Given up tuna because of mercury? Little science lesson here: "Nearly all fish contain some amounts of methylmercury, from both natural and man-made sources. Factory smokestack emissions are high in toxic mercury emissions gets into rivers, lakes and oceans when it returns to the earth through precipitation. The mercury is then broken down by bacteria into a form that’s easily absorbed by insects and other small organisms. In the predatory cycle, the mercury moves up the food chain as small fish eat the small organisms and big fish eat the smaller fish. The higher up the food chain, the higher the levels of mercury as concentrations accumulate in large predators such as shark, swordfish and our favorite, tuna" (naturally intense.net).

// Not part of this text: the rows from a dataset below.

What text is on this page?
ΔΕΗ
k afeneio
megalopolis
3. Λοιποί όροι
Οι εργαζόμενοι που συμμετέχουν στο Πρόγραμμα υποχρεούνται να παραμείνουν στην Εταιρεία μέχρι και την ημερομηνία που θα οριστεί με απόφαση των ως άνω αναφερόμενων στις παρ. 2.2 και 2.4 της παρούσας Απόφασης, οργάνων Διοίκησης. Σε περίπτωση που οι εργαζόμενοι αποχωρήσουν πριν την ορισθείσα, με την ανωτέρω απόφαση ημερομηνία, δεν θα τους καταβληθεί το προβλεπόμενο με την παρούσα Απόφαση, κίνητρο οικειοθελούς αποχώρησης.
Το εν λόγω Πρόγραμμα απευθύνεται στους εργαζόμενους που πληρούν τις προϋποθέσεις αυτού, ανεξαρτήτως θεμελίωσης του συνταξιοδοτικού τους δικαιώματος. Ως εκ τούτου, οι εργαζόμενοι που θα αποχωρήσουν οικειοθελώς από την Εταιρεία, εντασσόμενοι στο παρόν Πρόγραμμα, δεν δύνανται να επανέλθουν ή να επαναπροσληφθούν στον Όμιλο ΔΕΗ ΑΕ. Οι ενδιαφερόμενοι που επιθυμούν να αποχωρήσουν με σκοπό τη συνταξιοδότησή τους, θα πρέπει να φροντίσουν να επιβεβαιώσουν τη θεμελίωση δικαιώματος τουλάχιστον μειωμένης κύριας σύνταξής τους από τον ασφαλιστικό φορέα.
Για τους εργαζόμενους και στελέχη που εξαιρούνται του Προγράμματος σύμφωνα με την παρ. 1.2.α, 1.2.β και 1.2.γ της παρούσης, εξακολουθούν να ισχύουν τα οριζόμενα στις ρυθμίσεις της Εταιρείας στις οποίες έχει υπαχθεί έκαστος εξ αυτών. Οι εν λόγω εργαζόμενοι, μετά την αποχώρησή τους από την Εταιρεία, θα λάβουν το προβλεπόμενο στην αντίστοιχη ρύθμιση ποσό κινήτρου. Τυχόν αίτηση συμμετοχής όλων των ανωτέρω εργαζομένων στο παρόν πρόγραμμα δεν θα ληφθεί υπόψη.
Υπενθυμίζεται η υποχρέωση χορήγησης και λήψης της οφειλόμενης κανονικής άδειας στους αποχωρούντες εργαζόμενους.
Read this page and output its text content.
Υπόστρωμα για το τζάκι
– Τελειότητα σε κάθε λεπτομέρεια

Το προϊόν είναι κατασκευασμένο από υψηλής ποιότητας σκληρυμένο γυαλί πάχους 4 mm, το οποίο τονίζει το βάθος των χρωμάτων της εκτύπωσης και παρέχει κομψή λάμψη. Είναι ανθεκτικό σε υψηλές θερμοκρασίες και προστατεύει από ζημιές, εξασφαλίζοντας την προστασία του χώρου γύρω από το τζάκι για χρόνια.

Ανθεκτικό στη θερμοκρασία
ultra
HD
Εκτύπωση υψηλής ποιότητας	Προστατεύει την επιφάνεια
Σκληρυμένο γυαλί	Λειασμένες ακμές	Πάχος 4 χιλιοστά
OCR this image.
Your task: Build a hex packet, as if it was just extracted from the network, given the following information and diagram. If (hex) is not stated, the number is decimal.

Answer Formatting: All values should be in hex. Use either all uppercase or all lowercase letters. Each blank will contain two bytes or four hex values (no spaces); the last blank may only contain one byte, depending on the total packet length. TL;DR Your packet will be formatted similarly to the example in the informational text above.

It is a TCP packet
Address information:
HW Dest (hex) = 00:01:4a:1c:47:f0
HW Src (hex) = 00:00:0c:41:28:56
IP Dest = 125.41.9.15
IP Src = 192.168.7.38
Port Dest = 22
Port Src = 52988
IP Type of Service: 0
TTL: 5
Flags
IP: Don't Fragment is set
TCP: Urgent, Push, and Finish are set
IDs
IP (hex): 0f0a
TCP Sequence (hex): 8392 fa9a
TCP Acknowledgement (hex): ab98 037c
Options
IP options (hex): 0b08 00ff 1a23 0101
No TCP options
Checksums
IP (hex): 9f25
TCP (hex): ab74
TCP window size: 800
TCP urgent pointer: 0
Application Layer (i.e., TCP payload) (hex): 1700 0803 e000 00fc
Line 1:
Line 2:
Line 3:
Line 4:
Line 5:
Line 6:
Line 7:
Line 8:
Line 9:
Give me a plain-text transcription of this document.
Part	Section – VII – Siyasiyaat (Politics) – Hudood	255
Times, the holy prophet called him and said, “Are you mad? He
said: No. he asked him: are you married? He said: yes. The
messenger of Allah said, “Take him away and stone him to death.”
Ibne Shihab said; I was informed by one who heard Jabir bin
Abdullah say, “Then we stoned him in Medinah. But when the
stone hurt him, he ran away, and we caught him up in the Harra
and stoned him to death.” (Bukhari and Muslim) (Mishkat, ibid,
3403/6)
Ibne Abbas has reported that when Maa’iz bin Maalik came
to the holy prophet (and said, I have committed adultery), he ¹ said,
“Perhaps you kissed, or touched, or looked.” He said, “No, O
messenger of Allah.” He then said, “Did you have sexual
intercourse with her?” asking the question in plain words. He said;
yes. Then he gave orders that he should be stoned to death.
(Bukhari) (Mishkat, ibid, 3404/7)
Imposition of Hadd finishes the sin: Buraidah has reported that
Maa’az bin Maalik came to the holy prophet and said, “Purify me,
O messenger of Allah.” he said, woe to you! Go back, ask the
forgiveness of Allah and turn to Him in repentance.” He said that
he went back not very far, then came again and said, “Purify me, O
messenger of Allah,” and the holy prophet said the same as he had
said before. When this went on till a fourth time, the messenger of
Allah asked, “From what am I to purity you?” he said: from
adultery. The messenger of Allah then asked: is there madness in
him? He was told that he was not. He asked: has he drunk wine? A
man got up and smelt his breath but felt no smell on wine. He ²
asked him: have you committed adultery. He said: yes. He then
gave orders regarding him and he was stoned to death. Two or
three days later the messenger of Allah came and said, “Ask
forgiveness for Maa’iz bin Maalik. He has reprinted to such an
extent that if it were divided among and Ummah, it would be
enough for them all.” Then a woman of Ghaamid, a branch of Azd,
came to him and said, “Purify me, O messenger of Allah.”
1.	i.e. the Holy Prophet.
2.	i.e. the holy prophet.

Mercury, like lead, can cause a slew of health problems if the body gets too much- especailly for children and pregnant women. Someone mentioned tongol tuna to me and I went looking for it. I had no idea that there was a low mercury option. I also came across Wild Planet's Skip Jack Light Tuna. Tongol and skip jack tunas are smaller than their blue fin and albacore relatives, therefore their mercury levels are lower. Wild Planet also offers a low mercury Wild Albacore depending on your taste preference. Their troll-caught albacore are lower because these migratory fish are smaller than the long-line older fish. The bigger and older a fish, the more it bio-accumulates mercury.

I left the empty can of Wild Planet Tuna in my sink and as you can see even my kitty knows a good thing when he sees it (or smells and tastes it!). 

Wild Planet offers a complete line of premium quality, great tasting sustainably sourced seafood from eco-preferable fisheries. They are 100% compliant with the fishing recommendations of all environmental agencies. Yay! If your can doesn't include the catch method, assume the worst. Wild Planet is upfront about sustainability and fishing methods.